28 Ağustos 2011 Pazar

Kardeşim, Canım

Annemin çocukluğuma dair anlattiği ve benim aklımda kalan anılardan biri de oyuncak bebeklerimi durmadan kadıncağızın kafasına fırlatıp "Ben bunların gerçeklerini istiyoruuummm!!" diye yırtınmam olurmuş. Hatırlıyorum bir kardeş için ölüp bittiğimi. Nasıl bir abla olurdum, kardeşim olunca neler hissederdim hiç bilmiyorum ama kardeş istiyordum işte!
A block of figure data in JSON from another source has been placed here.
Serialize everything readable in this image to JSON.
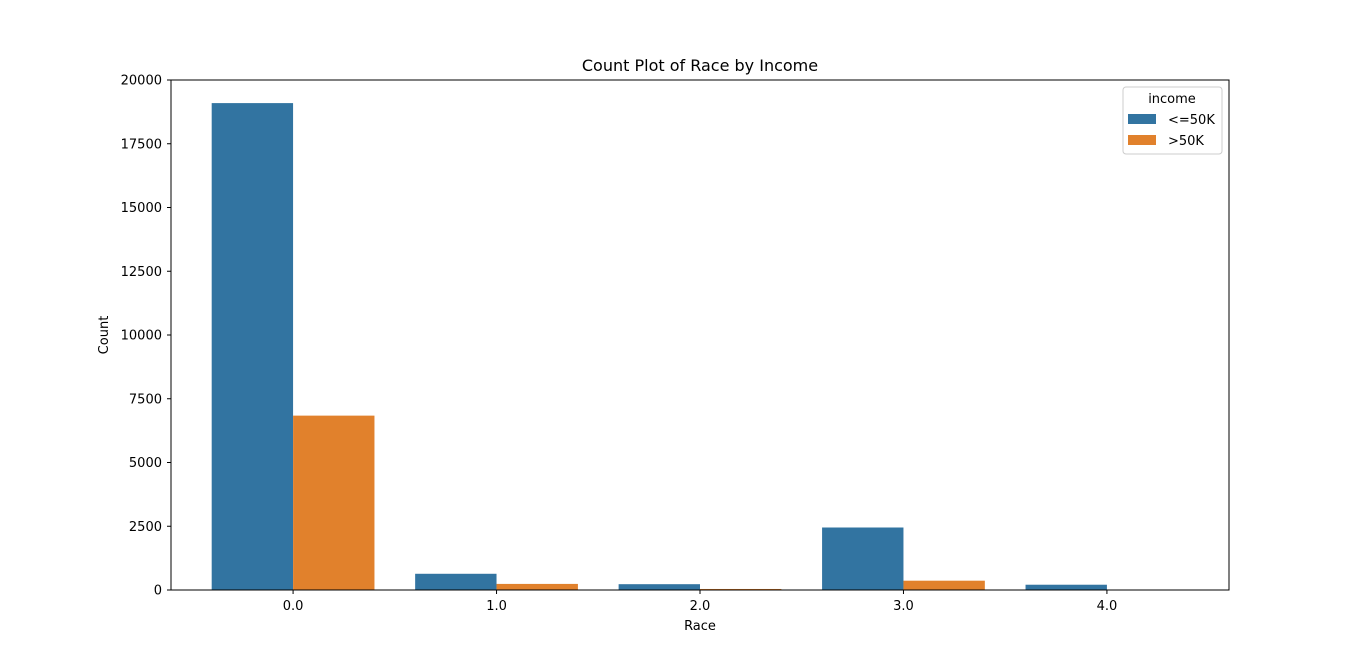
{
  "chart_data": {
    "type": "bar",
    "title": "Count Plot of Race by Income",
    "xlabel": "Race",
    "ylabel": "Count",
    "categories": [
      "0.0",
      "1.0",
      "2.0",
      "3.0",
      "4.0"
    ],
    "ylim": [
      0,
      20000
    ],
    "yticks": [
      0,
      2500,
      5000,
      7500,
      10000,
      12500,
      15000,
      17500,
      20000
    ],
    "grid": false,
    "legend": {
      "title": "income",
      "position": "top-right"
    },
    "series": [
      {
        "name": "<=50K",
        "color": "#3274a1",
        "values": [
          19094,
          636,
          228,
          2451,
          207
        ]
      },
      {
        "name": ">50K",
        "color": "#e1812c",
        "values": [
          6838,
          239,
          40,
          365,
          8
        ]
      }
    ]
  }
}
Her kalabalık aile içimi sızlatırdı. Mutlu bir ailemiz olmasına rağmen evimiz çok sessiz gelirdi bana. Belki de annem çalıştığı için yalnızlık çekerdim, hep özenirdim kalabalık evlere. Hala da kardeş özlemi çeker dururum. O yüzden hep derdim kendi kendime kardeş şart diye.
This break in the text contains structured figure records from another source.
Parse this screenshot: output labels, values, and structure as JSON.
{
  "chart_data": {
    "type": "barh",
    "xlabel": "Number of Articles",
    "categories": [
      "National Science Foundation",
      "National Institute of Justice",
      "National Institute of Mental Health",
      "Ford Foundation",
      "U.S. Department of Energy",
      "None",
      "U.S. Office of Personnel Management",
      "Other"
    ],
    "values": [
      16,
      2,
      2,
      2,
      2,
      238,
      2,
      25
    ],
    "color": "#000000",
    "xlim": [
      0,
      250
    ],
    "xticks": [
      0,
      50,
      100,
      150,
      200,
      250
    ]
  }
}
Eylül'ümuz doğduktan sonra kısa zaman içinde kardeş yaparız diye düşündük, ama geçen zamanla beraber rahatlık tatlı gelmeye başladı. Tekrar eski yaşamımıza yakın yaşamak " E biraz daha bekleyelim canım, nasılsa Lulush daha küçük" dedirtti. Ama daha sonrasında gelen terrible two- hatta three sendromları hayatı biraz kabusa çevirip " Amaaaannnn ne kardeşi, bir çocuk daha olursa kafayı üşütebilirim" dedirtmeye başladı.
Ve Eylül 4 yasına gelene kadar annemin tüm "hadi, hadi" lerine rağmen kardeşin "k"sini aklımdan bile geçirmedim.
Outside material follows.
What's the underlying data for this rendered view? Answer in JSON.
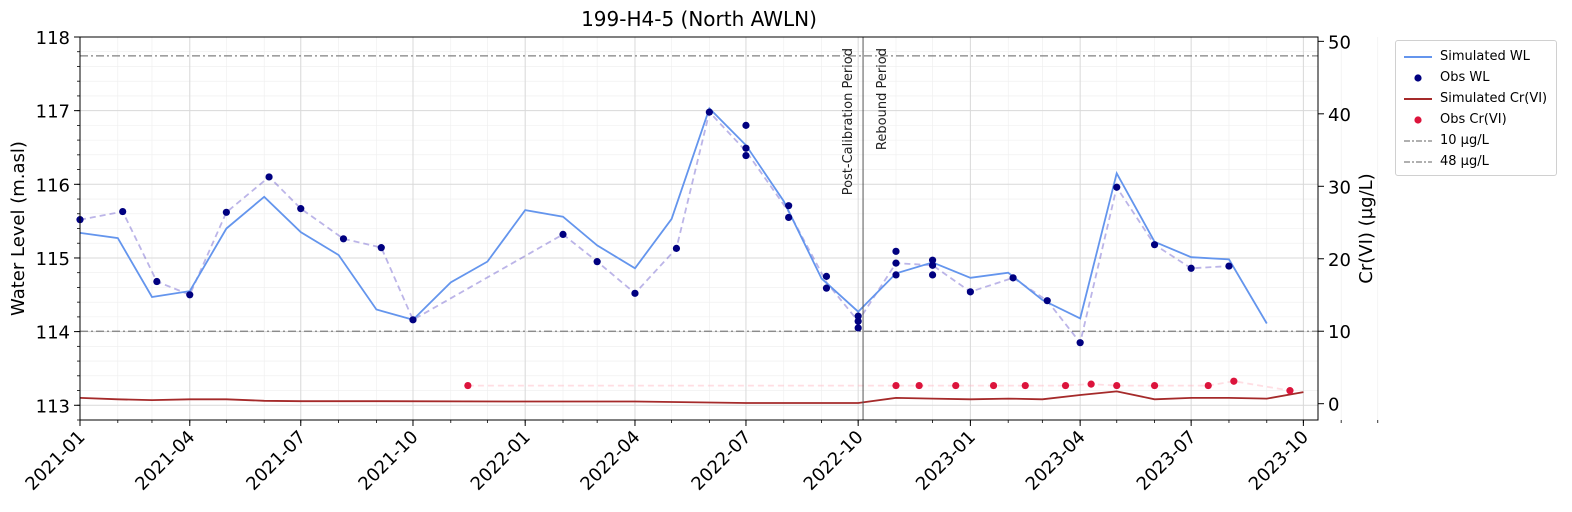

Sonra ansızın canım arkadaşım Ceyda'nın 2. bebek haberini aldık :) Harika, çok heyecanlı bir haberdi bu. 2. defa anne olacaktı, Ceylincik ABLA olacaktı. Tolga'yla aklımiza kurt düşmüştü bir kere, Eylül'ün de artık her lafımızı dinleyen, hiç bir zorluğu olmayan bir çocuk olduğunu ve arada "Ben kardeş istiyorum" isteğini de göz önüne alarak biz de bu yola girmeye karar verdik. İşte 28 hafta oldu bile.
Beyninde biraz olsun kardeş kemirgeni olan anneler, eğer tüm şartlar müsaitse zaman çok fazla geçmeden kalbinizin sesini dinleyin derim. Zorluklar nasıl olsa unutulacak, geriye canyoldaşları kalacak.